Myself, I sure wouldn't blame Watson for the struggles of the Texans, especially in the wake of a moronic head coach who dismantled that team with dumb trades and poor decisions, leaving Watson with little around him to work with. At the same time, while I'll hold Goff accountable for mistakes that are clearly his own, I'm not going to blame him for playing at a level that is less than 2017-18 when the talent around him - especially up front - is not at that level either.
Right but there is a HUGE, gigantic, gargantuan sized gap between Watson's individual play and the Warner seasons I referenced, Bulger and Bradford. Check Warner's numbers for the Giants - they weren't great, and they were only 5-4 with him - hardly a great team.
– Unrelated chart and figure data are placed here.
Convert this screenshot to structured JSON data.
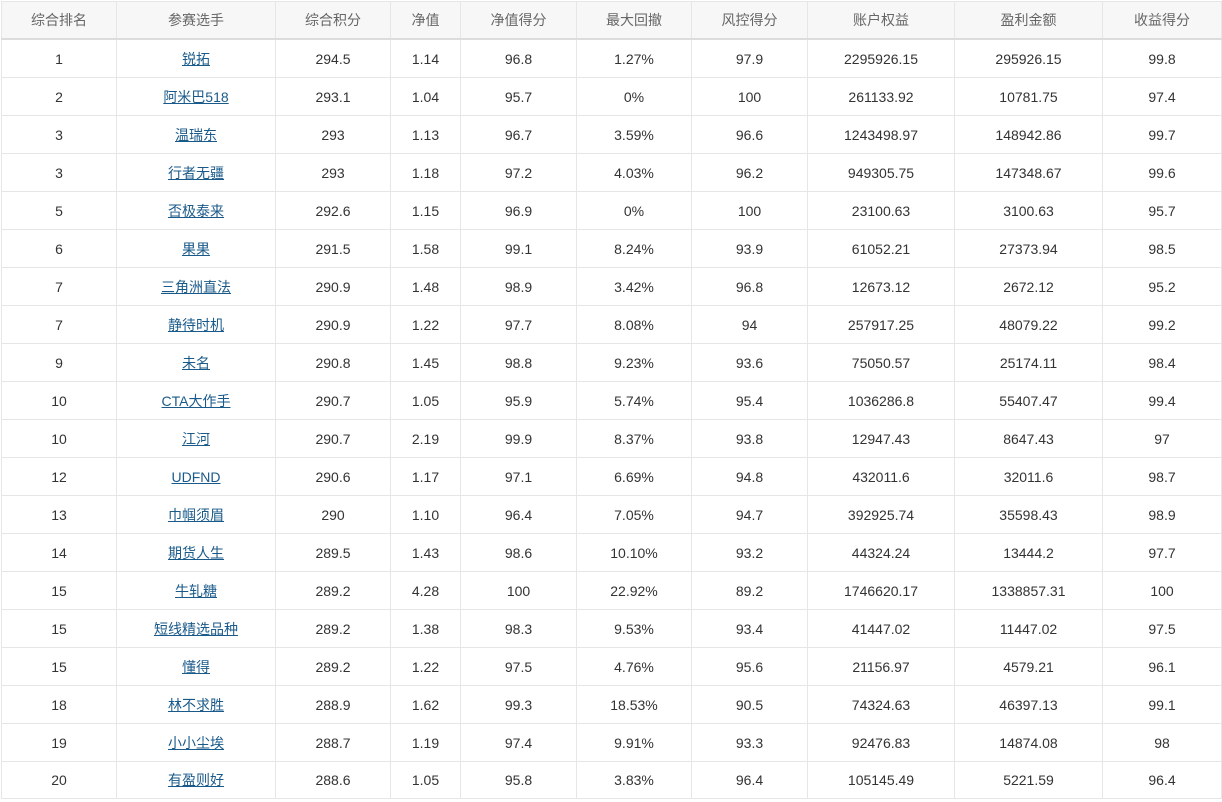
{
  "columns": [
    "综合排名",
    "参赛选手",
    "综合积分",
    "净值",
    "净值得分",
    "最大回撤",
    "风控得分",
    "账户权益",
    "盈利金额",
    "收益得分"
  ],
  "rows": [
    [
      "1",
      "锐拓",
      "294.5",
      "1.14",
      "96.8",
      "1.27%",
      "97.9",
      "2295926.15",
      "295926.15",
      "99.8"
    ],
    [
      "2",
      "阿米巴518",
      "293.1",
      "1.04",
      "95.7",
      "0%",
      "100",
      "261133.92",
      "10781.75",
      "97.4"
    ],
    [
      "3",
      "温瑞东",
      "293",
      "1.13",
      "96.7",
      "3.59%",
      "96.6",
      "1243498.97",
      "148942.86",
      "99.7"
    ],
    [
      "3",
      "行者无疆",
      "293",
      "1.18",
      "97.2",
      "4.03%",
      "96.2",
      "949305.75",
      "147348.67",
      "99.6"
    ],
    [
      "5",
      "否极泰来",
      "292.6",
      "1.15",
      "96.9",
      "0%",
      "100",
      "23100.63",
      "3100.63",
      "95.7"
    ],
    [
      "6",
      "果果",
      "291.5",
      "1.58",
      "99.1",
      "8.24%",
      "93.9",
      "61052.21",
      "27373.94",
      "98.5"
    ],
    [
      "7",
      "三角洲直法",
      "290.9",
      "1.48",
      "98.9",
      "3.42%",
      "96.8",
      "12673.12",
      "2672.12",
      "95.2"
    ],
    [
      "7",
      "静待时机",
      "290.9",
      "1.22",
      "97.7",
      "8.08%",
      "94",
      "257917.25",
      "48079.22",
      "99.2"
    ],
    [
      "9",
      "未名",
      "290.8",
      "1.45",
      "98.8",
      "9.23%",
      "93.6",
      "75050.57",
      "25174.11",
      "98.4"
    ],
    [
      "10",
      "CTA大作手",
      "290.7",
      "1.05",
      "95.9",
      "5.74%",
      "95.4",
      "1036286.8",
      "55407.47",
      "99.4"
    ],
    [
      "10",
      "江河",
      "290.7",
      "2.19",
      "99.9",
      "8.37%",
      "93.8",
      "12947.43",
      "8647.43",
      "97"
    ],
    [
      "12",
      "UDFND",
      "290.6",
      "1.17",
      "97.1",
      "6.69%",
      "94.8",
      "432011.6",
      "32011.6",
      "98.7"
    ],
    [
      "13",
      "巾帼须眉",
      "290",
      "1.10",
      "96.4",
      "7.05%",
      "94.7",
      "392925.74",
      "35598.43",
      "98.9"
    ],
    [
      "14",
      "期货人生",
      "289.5",
      "1.43",
      "98.6",
      "10.10%",
      "93.2",
      "44324.24",
      "13444.2",
      "97.7"
    ],
    [
      "15",
      "牛轧糖",
      "289.2",
      "4.28",
      "100",
      "22.92%",
      "89.2",
      "1746620.17",
      "1338857.31",
      "100"
    ],
    [
      "15",
      "短线精选品种",
      "289.2",
      "1.38",
      "98.3",
      "9.53%",
      "93.4",
      "41447.02",
      "11447.02",
      "97.5"
    ],
    [
      "15",
      "懂得",
      "289.2",
      "1.22",
      "97.5",
      "4.76%",
      "95.6",
      "21156.97",
      "4579.21",
      "96.1"
    ],
    [
      "18",
      "林不求胜",
      "288.9",
      "1.62",
      "99.3",
      "18.53%",
      "90.5",
      "74324.63",
      "46397.13",
      "99.1"
    ],
    [
      "19",
      "小小尘埃",
      "288.7",
      "1.19",
      "97.4",
      "9.91%",
      "93.3",
      "92476.83",
      "14874.08",
      "98"
    ],
    [
      "20",
      "有盈则好",
      "288.6",
      "1.05",
      "95.8",
      "3.83%",
      "96.4",
      "105145.49",
      "5221.59",
      "96.4"
    ]
  ],
  "colors": {
    "header_bg": "#f7f7f7",
    "border": "#e6e6e6",
    "link": "#1a5a8a",
    "text": "#333333"
  }
}
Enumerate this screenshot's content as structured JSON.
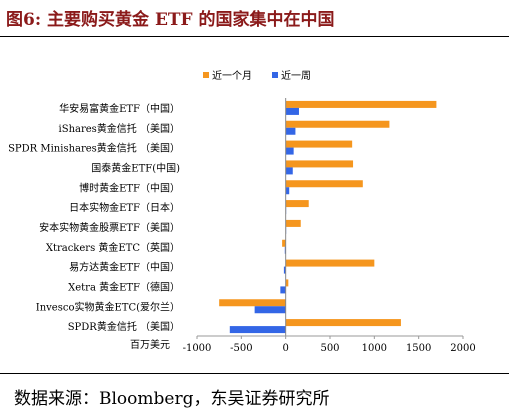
{
  "title": "图6:  主要购买黄金 ETF 的国家集中在中国",
  "source": "数据来源：Bloomberg，东吴证券研究所",
  "colors": {
    "series_month": "#f5961e",
    "series_week": "#3366e6",
    "title": "#8b1a1a"
  },
  "chart_data": {
    "type": "bar",
    "orientation": "horizontal",
    "unit_label": "百万美元",
    "categories": [
      "华安易富黄金ETF（中国）",
      "iShares黄金信托 （美国）",
      "SPDR Minishares黄金信托 （美国）",
      "国泰黄金ETF(中国)",
      "博时黄金ETF（中国）",
      "日本实物金ETF（日本）",
      "安本实物黄金股票ETF（美国）",
      "Xtrackers 黄金ETC（英国）",
      "易方达黄金ETF（中国）",
      "Xetra 黄金ETF（德国）",
      "Invesco实物黄金ETC(爱尔兰）",
      "SPDR黄金信托 （美国）"
    ],
    "series": [
      {
        "name": "近一个月",
        "values": [
          1700,
          1170,
          750,
          760,
          870,
          260,
          170,
          -40,
          1000,
          30,
          -750,
          1300
        ]
      },
      {
        "name": "近一周",
        "values": [
          150,
          110,
          90,
          80,
          40,
          0,
          0,
          -10,
          -20,
          -60,
          -350,
          -630
        ]
      }
    ],
    "xlim": [
      -1000,
      2000
    ],
    "xticks": [
      -1000,
      -500,
      0,
      500,
      1000,
      1500,
      2000
    ],
    "legend": "top-center"
  }
}
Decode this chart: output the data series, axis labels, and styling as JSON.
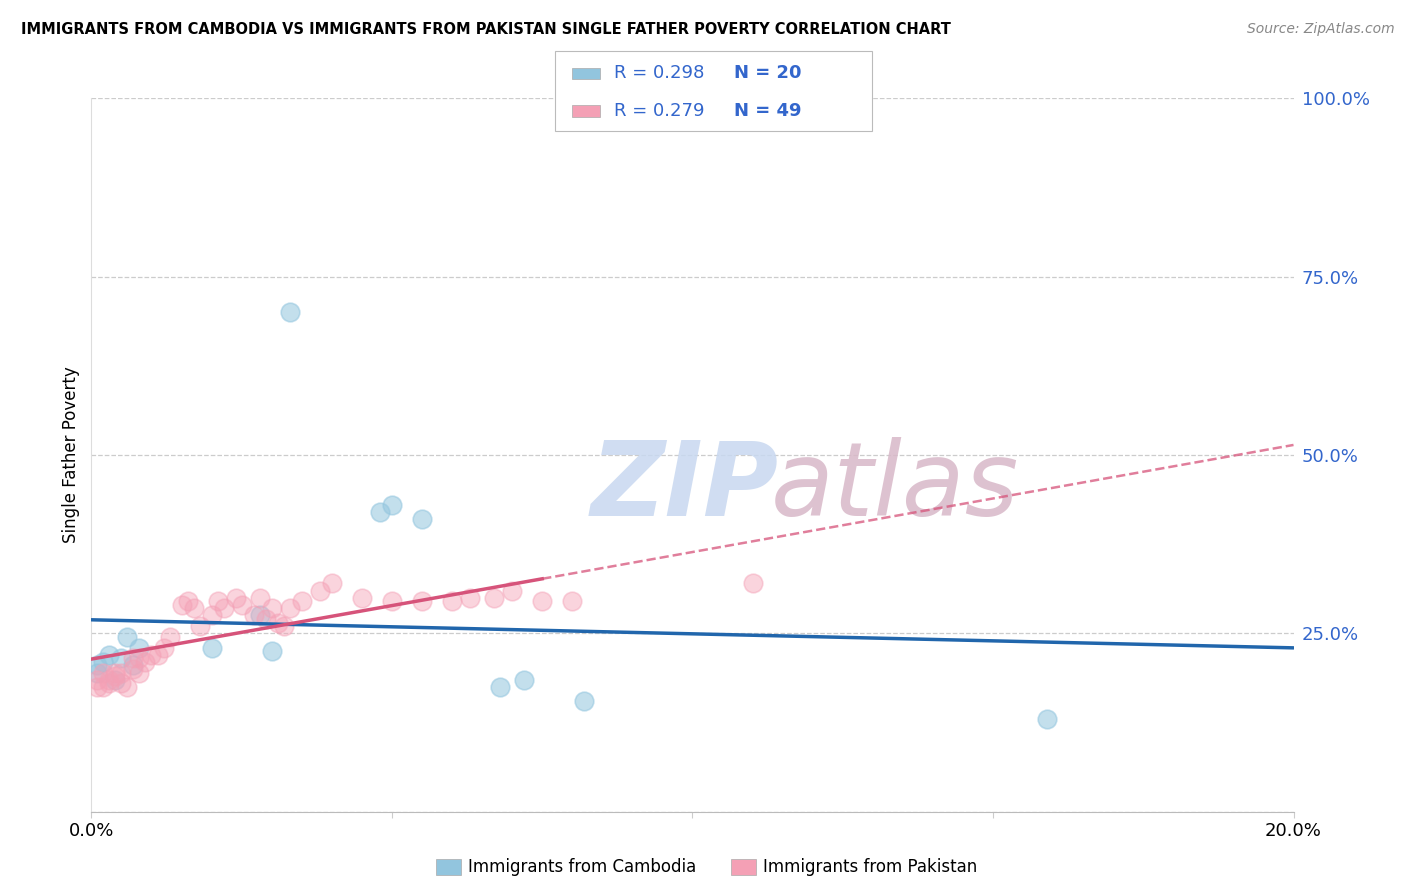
{
  "title": "IMMIGRANTS FROM CAMBODIA VS IMMIGRANTS FROM PAKISTAN SINGLE FATHER POVERTY CORRELATION CHART",
  "source": "Source: ZipAtlas.com",
  "ylabel": "Single Father Poverty",
  "xlim": [
    0.0,
    0.2
  ],
  "ylim": [
    0.0,
    1.0
  ],
  "ytick_vals": [
    0.0,
    0.25,
    0.5,
    0.75,
    1.0
  ],
  "ytick_labels": [
    "",
    "25.0%",
    "50.0%",
    "75.0%",
    "100.0%"
  ],
  "xtick_vals": [
    0.0,
    0.05,
    0.1,
    0.15,
    0.2
  ],
  "xtick_labels": [
    "0.0%",
    "",
    "",
    "",
    "20.0%"
  ],
  "cambodia_color": "#92c5de",
  "pakistan_color": "#f4a0b5",
  "trend_cambodia_color": "#2166ac",
  "trend_pakistan_color": "#d6537a",
  "legend_label_color": "#3366cc",
  "legend_R_cambodia": "R = 0.298",
  "legend_N_cambodia": "N = 20",
  "legend_R_pakistan": "R = 0.279",
  "legend_N_pakistan": "N = 49",
  "cambodia_x": [
    0.001,
    0.001,
    0.002,
    0.003,
    0.004,
    0.005,
    0.006,
    0.007,
    0.008,
    0.02,
    0.028,
    0.03,
    0.033,
    0.048,
    0.05,
    0.055,
    0.068,
    0.072,
    0.082,
    0.159
  ],
  "cambodia_y": [
    0.195,
    0.205,
    0.21,
    0.22,
    0.185,
    0.215,
    0.245,
    0.205,
    0.23,
    0.23,
    0.275,
    0.225,
    0.7,
    0.42,
    0.43,
    0.41,
    0.175,
    0.185,
    0.155,
    0.13
  ],
  "pakistan_x": [
    0.001,
    0.001,
    0.002,
    0.002,
    0.003,
    0.003,
    0.004,
    0.004,
    0.005,
    0.005,
    0.006,
    0.007,
    0.007,
    0.008,
    0.008,
    0.009,
    0.01,
    0.011,
    0.012,
    0.013,
    0.015,
    0.016,
    0.017,
    0.018,
    0.02,
    0.021,
    0.022,
    0.024,
    0.025,
    0.027,
    0.028,
    0.029,
    0.03,
    0.031,
    0.032,
    0.033,
    0.035,
    0.038,
    0.04,
    0.045,
    0.05,
    0.055,
    0.06,
    0.063,
    0.067,
    0.07,
    0.075,
    0.08,
    0.11
  ],
  "pakistan_y": [
    0.185,
    0.175,
    0.175,
    0.195,
    0.18,
    0.185,
    0.195,
    0.19,
    0.18,
    0.195,
    0.175,
    0.2,
    0.215,
    0.195,
    0.215,
    0.21,
    0.22,
    0.22,
    0.23,
    0.245,
    0.29,
    0.295,
    0.285,
    0.26,
    0.275,
    0.295,
    0.285,
    0.3,
    0.29,
    0.275,
    0.3,
    0.27,
    0.285,
    0.265,
    0.26,
    0.285,
    0.295,
    0.31,
    0.32,
    0.3,
    0.295,
    0.295,
    0.295,
    0.3,
    0.3,
    0.31,
    0.295,
    0.295,
    0.32
  ],
  "watermark_zip_color": "#c8d8f0",
  "watermark_atlas_color": "#d8b8c8",
  "background_color": "#ffffff",
  "grid_color": "#cccccc",
  "bottom_legend_label_cambodia": "Immigrants from Cambodia",
  "bottom_legend_label_pakistan": "Immigrants from Pakistan"
}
That version of Warner, Bulger and Bradford were all guys who needed a lot of help to be successful - that we didn't have that help means we were right to jettison Warner, and should have sooner with Bulger and Bradford - if you're not going to put the cast around them and they need it, then they're not going to be successful.
The difference in Watson's case was his play in spite of the supporting cast. With these guys (and Goff at times) people are excusing their play because of the supporting cast. With Watson you don't need anything around him to be great - just average.